L’actuelle saison de l’Orchestre Métropolitain (OM) n’est pas comme les autres : l’ensemble souligne cette année ses 40 ans d’existence. Il raconte son histoire dans un webdocumentaire réalisé par Jean-Nicolas Orhon, offert gratuitement depuis samedi sur son site internet.

Ce n’est pas le projet le plus ambitieux de l’orchestre dirigé par Yannick Nézet-Séguin : le documentaire 40 ans de l’OM : une histoire d’amour avec la musique fait à peine 30 minutes, n’offre pas des tonnes d’images d’archives éloquentes et montre surtout des têtes parlantes. Il possède par contre la grande qualité de donner abondamment la parole aux artisans de la première heure : Jean Paquin, René Gosselin et Denise Lupien, entre autres.

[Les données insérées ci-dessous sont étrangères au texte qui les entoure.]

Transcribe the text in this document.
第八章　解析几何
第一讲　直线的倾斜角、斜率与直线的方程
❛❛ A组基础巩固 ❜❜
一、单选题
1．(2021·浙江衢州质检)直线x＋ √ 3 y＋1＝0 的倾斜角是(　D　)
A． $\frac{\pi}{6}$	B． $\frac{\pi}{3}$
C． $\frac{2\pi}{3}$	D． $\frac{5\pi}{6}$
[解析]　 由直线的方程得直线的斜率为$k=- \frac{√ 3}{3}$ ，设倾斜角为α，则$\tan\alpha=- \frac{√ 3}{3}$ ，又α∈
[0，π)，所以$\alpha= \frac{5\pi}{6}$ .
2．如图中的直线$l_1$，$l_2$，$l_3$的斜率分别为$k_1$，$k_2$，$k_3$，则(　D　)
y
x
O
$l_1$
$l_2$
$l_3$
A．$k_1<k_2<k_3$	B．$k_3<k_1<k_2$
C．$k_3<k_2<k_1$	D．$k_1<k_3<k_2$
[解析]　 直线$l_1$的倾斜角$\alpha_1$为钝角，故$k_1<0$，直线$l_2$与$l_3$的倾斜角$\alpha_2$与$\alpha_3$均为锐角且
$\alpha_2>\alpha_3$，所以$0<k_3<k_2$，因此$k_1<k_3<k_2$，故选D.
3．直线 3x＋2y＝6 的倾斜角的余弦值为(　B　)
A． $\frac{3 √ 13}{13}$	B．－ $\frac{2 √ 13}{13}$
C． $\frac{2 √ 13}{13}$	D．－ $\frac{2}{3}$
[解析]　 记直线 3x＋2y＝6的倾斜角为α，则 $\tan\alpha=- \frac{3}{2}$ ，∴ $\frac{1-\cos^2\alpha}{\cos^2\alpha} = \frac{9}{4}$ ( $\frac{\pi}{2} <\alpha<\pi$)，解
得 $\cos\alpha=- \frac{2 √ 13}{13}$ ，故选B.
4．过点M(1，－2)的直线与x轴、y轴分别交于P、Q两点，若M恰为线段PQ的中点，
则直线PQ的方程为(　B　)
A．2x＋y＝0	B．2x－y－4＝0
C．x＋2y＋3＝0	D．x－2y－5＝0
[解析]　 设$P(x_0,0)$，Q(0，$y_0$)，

« Le monde musical à Montréal s’était vraiment centré autour de l’OSM [Orchestre symphonique de Montréal], et penser à faire un autre orchestre, imaginez, c’était presque mission impossible », raconte la violoniste, qui a quitté l’OM en 2008 après 27 ans à titre de violon solo.

L’OM, qui jouit aujourd’hui d’une réputation enviable sur la scène internationale, a débuté très modestement sous le nom L’orchestre des concerts populaires de Lachine ou L’orchestre des concerts Lachine, tous ne l’appellent pas de la même façon. Quelques mois plus tard, à l’été 1982, l’ensemble s’appelait déjà l’Orchestre métropolitain.

Ce qui le distingue ? Sa volonté de mettre en valeur les musiciens québécois. « Le but, c’était de créer de l’emploi pour les jeunes musiciens qui sortaient des universités et des conservatoires », résume Jean Paquin.

Dans un écosystème où le seul débouché potentiel était l’OSM, qui recrutait aussi à l’international, ce deuxième ensemble était plus que nécessaire, estiment les musiciens.

L’ensemble, que le féroce critique de La Presse Claude Gingras a, semble-t-il, déjà appelé l’« OSM des pauvres », avait aussi une autre mission : celle de diffuser le répertoire classique auprès du plus grand nombre. D’où cette volonté de ne pas se cantonner à la Place des Arts, mais de jouer aussi dans différents quartiers ou municipalités de l’île de Montréal, de Pointe-Claire à Anjou.

Le court film relate les grandes difficultés financières qu’a connues l’OM et la solidarité des musiciens (ils ont même accepté de ne pas recevoir de salaire pendant un an pour consolider l’ensemble). Ces difficultés ont tissé des liens forts parmi les membres de l’orchestre, qui font partie intégrante de sa personnalité, jugent plusieurs d’entre eux.

Il est question du passage d’Agnès Grossmann à la tête de l’OM, mais surtout, bien sûr, de l’ère Yannick Nézet-Séguin, qui dure depuis l’an 2000 et durera toujours puisqu’il a été nommé chef « à vie ». « Ç’a été la révélation », dit Jean Paquin, évoquant une histoire d’amour « exceptionnelle » entre le chef et l’ensemble. « Quand Yannick est arrivé dans le décor, tout a changé », dit aussi Marc Denis.

L’empreinte du jeune chef sur l’OM occupe une bonne place dans le film. Or, ce n’est pas tant pour le magnifier lui que pour montrer combien son attitude collait avec les valeurs déjà en place dans cet ensemble.

Et ce qui ressort justement du webdocumentaire, c’est que l’OM, ce n’est justement pas l’affaire d’une seule personne, aussi talentueuse soit-elle.

Un long passage est consacré à l’incidence de la pandémie sur l’orchestre, mais moins pour s’attarder aux multiples coups durs qu’à l’occasion qu’elle a représentée aux yeux de Yannick Nézet-Séguin, qui s’est tout de suite mis en mode solution. Il était déterminé à ce que l’OM demeure présent, malgré la distance imposée. Il était convaincu que ceux qui allaient passer au travers étaient les organisations culturelles qui sauraient garder contact avec leur public.

« De chaque crise, on apprend des forces insoupçonnées », affirme le chef. L’OM a notamment multiplié les enregistrements de concerts, où le chef était parfois positionné au centre des musiciens. Yannick Nézet-Séguin est convaincu que l’ensemble en sortira grandi, encore plus proche des gens.